Huh, kind of boring, but also immediately useful. Steven was curious to see if energy level only applied to how many Shields he could summon or if it also gave him more energy in general. He certainly hoped it was the second.

He paused before buying the Trait. Should he save up for Defensive Juicing instead? The Trait did look powerful, and with its high cost, The System seemed to agree.

No, he certainly wanted the Trait eventually, but he didn’t know when he would gain more Traits, or how quickly he would gain levels.

He had gotten to 3 rather quickly, but he’d almost died in the process.
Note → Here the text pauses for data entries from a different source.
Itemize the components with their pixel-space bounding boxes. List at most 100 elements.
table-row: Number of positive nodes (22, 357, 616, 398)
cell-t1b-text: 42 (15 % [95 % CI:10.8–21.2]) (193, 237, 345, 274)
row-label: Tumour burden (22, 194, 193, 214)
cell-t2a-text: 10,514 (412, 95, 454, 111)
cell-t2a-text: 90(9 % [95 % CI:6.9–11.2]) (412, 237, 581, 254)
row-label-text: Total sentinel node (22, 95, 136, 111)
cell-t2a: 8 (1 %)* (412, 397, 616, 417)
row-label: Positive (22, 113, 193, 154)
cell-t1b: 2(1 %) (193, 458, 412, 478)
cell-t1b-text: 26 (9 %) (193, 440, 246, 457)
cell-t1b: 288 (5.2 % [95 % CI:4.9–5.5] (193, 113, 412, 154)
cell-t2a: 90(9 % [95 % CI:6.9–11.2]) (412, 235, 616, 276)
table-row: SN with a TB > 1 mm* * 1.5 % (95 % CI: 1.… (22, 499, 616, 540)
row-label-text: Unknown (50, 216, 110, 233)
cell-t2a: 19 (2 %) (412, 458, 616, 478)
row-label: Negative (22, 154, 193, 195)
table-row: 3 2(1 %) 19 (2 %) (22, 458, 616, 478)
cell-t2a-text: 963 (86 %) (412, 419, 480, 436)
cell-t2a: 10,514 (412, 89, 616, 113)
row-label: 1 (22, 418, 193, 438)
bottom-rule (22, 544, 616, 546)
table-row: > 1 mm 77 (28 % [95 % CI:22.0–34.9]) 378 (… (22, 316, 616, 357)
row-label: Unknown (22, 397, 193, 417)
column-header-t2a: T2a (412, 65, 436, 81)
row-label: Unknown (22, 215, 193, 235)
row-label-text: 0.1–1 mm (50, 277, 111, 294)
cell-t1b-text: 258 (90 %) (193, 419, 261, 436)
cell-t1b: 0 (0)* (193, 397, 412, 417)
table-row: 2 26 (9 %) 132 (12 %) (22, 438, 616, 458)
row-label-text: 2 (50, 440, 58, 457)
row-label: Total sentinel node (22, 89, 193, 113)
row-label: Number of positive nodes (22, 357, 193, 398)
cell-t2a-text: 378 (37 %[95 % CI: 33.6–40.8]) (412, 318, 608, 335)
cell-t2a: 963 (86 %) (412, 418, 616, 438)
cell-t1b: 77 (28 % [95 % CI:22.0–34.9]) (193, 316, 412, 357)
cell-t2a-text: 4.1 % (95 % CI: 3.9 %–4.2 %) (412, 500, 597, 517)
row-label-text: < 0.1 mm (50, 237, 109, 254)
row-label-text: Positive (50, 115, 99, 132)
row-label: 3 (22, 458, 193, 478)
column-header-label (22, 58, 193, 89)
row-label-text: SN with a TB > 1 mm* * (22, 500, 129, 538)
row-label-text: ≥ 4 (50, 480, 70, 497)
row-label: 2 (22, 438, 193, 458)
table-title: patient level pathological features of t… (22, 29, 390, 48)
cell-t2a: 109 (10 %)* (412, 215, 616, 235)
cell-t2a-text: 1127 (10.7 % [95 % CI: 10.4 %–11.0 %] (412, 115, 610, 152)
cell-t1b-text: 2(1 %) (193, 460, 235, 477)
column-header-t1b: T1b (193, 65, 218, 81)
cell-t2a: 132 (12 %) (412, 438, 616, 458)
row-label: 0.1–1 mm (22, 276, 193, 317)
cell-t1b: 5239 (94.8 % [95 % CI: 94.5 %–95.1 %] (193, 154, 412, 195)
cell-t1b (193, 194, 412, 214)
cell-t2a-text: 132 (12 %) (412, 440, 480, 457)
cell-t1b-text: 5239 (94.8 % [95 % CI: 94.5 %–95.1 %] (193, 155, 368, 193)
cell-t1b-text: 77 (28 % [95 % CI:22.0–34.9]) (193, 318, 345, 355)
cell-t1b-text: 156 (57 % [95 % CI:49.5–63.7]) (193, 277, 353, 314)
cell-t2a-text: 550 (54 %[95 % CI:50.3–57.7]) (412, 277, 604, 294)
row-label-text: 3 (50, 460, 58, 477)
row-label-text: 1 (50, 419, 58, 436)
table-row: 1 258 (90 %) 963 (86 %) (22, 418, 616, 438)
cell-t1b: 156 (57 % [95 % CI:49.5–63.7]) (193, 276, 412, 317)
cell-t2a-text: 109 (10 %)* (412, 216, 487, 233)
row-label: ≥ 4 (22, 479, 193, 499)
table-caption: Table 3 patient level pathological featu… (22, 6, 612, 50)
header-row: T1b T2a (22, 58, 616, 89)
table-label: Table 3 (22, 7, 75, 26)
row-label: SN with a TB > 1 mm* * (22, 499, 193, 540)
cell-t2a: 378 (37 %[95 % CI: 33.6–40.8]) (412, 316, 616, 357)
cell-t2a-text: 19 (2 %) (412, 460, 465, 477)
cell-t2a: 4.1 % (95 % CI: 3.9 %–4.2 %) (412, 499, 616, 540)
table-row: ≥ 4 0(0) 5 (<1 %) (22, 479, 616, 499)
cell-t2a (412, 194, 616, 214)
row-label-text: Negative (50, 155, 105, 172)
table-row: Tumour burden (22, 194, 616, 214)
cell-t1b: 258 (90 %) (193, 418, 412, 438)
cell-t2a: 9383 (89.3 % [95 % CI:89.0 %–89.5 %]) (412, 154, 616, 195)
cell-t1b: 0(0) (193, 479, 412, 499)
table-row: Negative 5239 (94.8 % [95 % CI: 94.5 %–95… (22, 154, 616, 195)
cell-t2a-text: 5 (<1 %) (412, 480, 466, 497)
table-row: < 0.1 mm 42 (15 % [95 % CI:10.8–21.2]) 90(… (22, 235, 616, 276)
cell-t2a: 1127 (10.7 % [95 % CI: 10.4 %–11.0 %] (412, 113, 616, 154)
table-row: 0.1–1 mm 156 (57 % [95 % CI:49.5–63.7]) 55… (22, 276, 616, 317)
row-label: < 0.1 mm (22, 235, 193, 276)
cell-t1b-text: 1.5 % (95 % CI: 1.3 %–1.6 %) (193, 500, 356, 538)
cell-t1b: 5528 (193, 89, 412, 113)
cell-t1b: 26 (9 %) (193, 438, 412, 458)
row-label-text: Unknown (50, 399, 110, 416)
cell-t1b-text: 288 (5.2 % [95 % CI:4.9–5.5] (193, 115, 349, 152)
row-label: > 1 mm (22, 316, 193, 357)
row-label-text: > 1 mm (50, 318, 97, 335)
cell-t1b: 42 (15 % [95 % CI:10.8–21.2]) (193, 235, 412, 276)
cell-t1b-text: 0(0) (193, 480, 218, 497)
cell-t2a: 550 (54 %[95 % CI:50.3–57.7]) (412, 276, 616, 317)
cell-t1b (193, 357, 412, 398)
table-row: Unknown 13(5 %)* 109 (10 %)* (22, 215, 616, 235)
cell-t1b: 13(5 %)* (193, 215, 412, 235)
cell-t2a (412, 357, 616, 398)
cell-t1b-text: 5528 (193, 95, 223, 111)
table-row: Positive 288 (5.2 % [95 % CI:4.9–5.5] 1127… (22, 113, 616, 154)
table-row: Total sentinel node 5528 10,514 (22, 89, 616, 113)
And in most games leveling slowed down the further you progressed. He had a feeling this would be the same.

He couldn’t turn down the immediate power offered by the second Trait.

With a thought, he brought it back up.

Would you like to buy ‘I Could Do This For Like 10 More Minutes’ for 2 TP?

“Yes.”

He felt the Trait points leave him only to be replaced by a rush of energy. It felt like he’d just taken a power nap.

Well, that definitely affects my overall energy.

“Roof.”

Steven looked at Buford, who was still resting his chin on a shield. Margie was using the other shield as a floating coaster.

“My shields only last for 10 minutes, so you might want to grab the cup.”

She snatched her mug without looking up from her phone. The dome didn't seem to block cell reception or internet; that was something, at least.

Steven reached out to absently scratch Buford’s snout.

He’d dug deeper into his character sheet, he was safely with Margie, and they had enough supplies to last the week…so time to hunker down, and try to avoid trouble.

Though he had a sinking feeling that the System had other plans.